La maternità è una soglia. Non è solo un evento biologico, è un passaggio. Trasforma, sposta, scompone e ricompone. È un prima e un dopo che ridisegna la vita, e lo fa con una forza che spesso resta invisibile a chi guarda da fuori. Ma quella soglia – luminosa, incerta, faticosa – coincide quasi sempre con un’altra domanda: e adesso, come si torna al lavoro?
È in quel varco che si inserisce il bando #RiParto, promosso dal Dipartimento per le Politiche della Famiglia della Presidenza del Consiglio dei Ministri. Un progetto che non distribuisce semplicemente risorse, ma semina cultura. Cultura del ritorno, della cura, del diritto a non dover scegliere tra un figlio e un impiego. Un’iniziativa che parla alle donne, ma interroga profondamente le imprese.
Tra le realtà che hanno scelto di rispondere a questa chiamata con una voce chiara e operosa, Leone Rosso, Proges e Kaleidoscopio hanno costruito un’alleanza non solo progettuale, ma valoriale. Tre cooperative, tre storie, una stessa direzione: trasformare il lavoro in un luogo capace di accogliere la maternità, non di punirla.
È in questo scenario che prende la parola Cesare Marques, Presidente di Leone Rosso. E non lo fa con frasi preconfezionate da convegno. Lo fa con il passo di chi, prima di parlare, ha guardato negli occhi le persone di cui parla.
Seduto nel suo ufficio essenziale, tra una pianta resistente e una pila di fascicoli, Marques riflette ad alta voce:
“Abbiamo aderito a #RiParto – dice – perché ci siamo chiesti cosa significhi davvero essere una cooperativa oggi. E la risposta è questa: esserci. Quando la vita cambia, quando la fatica si fa più acuta, quando una madre si prepara a rientrare dopo la nascita di un figlio, noi dobbiamo esserci.”
Non è solo una questione di diritti, è una questione di sguardo. Di come si decide di guardare la maternità: come una difficoltà da gestire o come un patrimonio da sostenere. Marques ha scelto la seconda via.
“Abbiamo voluto costruire strumenti reali – prosegue – ma carichi di significato. Non sono solo rimborsi o servizi: sono gesti concreti che dicono ‘sei parte di noi’, anche ora che sei cambiata. Anzi: soprattutto ora.”
È una visione che mescola efficienza e tenerezza, logica e poesia. Una visione in cui il lavoro non è un altrove rispetto alla vita, ma il suo prolungamento più giusto.
Accanto a lui, a dar forma alle azioni quotidiane, c’è Michel Luboz, Direttore del Personale della cooperativa. Più pragmatico nei toni, ma non meno coinvolto nel disegno complessivo, Luboz ha coordinato con rigore l’attuazione del progetto, con il supporto decisivo delle referenti dell’area socio-pedagogica, la dott.ssa Pepelin e la dott.ssa Macori.

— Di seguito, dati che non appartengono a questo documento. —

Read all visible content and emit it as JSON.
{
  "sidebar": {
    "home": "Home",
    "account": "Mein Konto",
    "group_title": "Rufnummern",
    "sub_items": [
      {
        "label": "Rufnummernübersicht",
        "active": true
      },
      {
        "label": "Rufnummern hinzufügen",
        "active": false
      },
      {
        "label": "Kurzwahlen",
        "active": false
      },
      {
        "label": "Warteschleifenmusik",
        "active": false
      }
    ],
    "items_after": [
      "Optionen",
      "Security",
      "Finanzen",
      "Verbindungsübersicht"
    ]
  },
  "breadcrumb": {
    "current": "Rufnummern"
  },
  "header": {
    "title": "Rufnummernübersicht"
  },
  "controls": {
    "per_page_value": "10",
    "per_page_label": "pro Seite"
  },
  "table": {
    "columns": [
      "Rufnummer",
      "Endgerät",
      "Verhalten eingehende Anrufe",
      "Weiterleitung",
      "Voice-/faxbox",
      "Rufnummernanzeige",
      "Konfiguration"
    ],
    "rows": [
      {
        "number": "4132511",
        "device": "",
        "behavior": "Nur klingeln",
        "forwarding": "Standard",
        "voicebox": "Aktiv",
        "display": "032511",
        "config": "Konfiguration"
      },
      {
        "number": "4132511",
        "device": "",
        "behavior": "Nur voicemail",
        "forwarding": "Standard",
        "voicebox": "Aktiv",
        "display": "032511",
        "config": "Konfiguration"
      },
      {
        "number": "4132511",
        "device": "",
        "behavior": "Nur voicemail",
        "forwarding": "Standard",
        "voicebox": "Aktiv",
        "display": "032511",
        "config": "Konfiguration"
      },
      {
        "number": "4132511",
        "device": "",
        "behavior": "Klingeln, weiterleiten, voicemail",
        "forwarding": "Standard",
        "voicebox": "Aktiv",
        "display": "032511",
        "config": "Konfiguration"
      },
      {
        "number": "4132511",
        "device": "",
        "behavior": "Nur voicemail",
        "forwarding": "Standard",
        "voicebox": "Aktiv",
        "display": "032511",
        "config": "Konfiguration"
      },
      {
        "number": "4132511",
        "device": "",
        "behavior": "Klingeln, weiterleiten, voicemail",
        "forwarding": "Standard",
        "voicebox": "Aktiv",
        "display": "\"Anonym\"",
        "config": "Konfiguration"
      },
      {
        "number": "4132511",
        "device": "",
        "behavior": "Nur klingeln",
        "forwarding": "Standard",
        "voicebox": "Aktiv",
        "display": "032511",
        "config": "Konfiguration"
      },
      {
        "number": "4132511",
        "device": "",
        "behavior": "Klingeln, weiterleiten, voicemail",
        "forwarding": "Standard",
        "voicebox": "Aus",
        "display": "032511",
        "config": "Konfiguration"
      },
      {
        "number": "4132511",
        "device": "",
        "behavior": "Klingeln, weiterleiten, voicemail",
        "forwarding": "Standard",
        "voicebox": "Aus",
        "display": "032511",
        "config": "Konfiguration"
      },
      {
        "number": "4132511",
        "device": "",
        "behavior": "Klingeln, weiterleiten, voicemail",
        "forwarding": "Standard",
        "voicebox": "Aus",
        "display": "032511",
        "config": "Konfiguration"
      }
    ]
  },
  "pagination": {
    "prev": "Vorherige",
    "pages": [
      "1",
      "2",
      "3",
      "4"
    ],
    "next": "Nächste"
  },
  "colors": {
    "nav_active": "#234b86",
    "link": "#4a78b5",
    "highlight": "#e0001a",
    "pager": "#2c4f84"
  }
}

“Abbiamo tradotto in operatività un’idea forte: non lasciare nessuno solo nel momento del rientro. Abbiamo integrato competenze, costruito reti, semplificato procedure. Ogni donna che rientra deve trovare un ambiente pronto, umano, capace di riconoscerla.”
Le azioni attivate non si limitano a una lista di buone pratiche, ma diventano un vero ecosistema di welfare:
banche del tempo per ridare elasticità alle giornate;
counseling psicologico per non lasciare indietro l’anima;
E poi, ancora, percorsi formativi, punti welfare diffusi sui territori: una rete silenziosa e potente che accompagna, protegge, rinforza.
Francesca Corotti, vicepresidente Proges e referente del progetto, descrive con precisione l’architettura complessiva:
“Abbiamo lavorato su quattro assi fondamentali: creare un welfare point che superi i confini delle singole cooperative; garantire sostegni economici tangibili; accompagnare con percorsi strutturati il ritorno in servizio; e offrire supporto psicologico costante. Il nostro obiettivo è che queste misure non siano episodiche, ma strutturali. Non eccezioni. Regola.”
E così #RiParto non è solo un progetto. È una risposta culturale. È una presa di posizione.
È il gesto, forte e semplice, con cui un’impresa dice alle sue lavoratrici: “la tua maternità non è un problema da gestire, ma un bene da custodire.”
È l’inizio di un racconto in cui lavoro e vita non si fanno la guerra, ma camminano insieme. Con rispetto. Con intelligenza. Con umanità.
Perché – come ripete spesso Cesare Marques – “una cooperativa che non si prende cura non è una cooperativa: è solo un’organizzazione. E noi, invece, vogliamo essere casa. Anche quando la vita cambia.”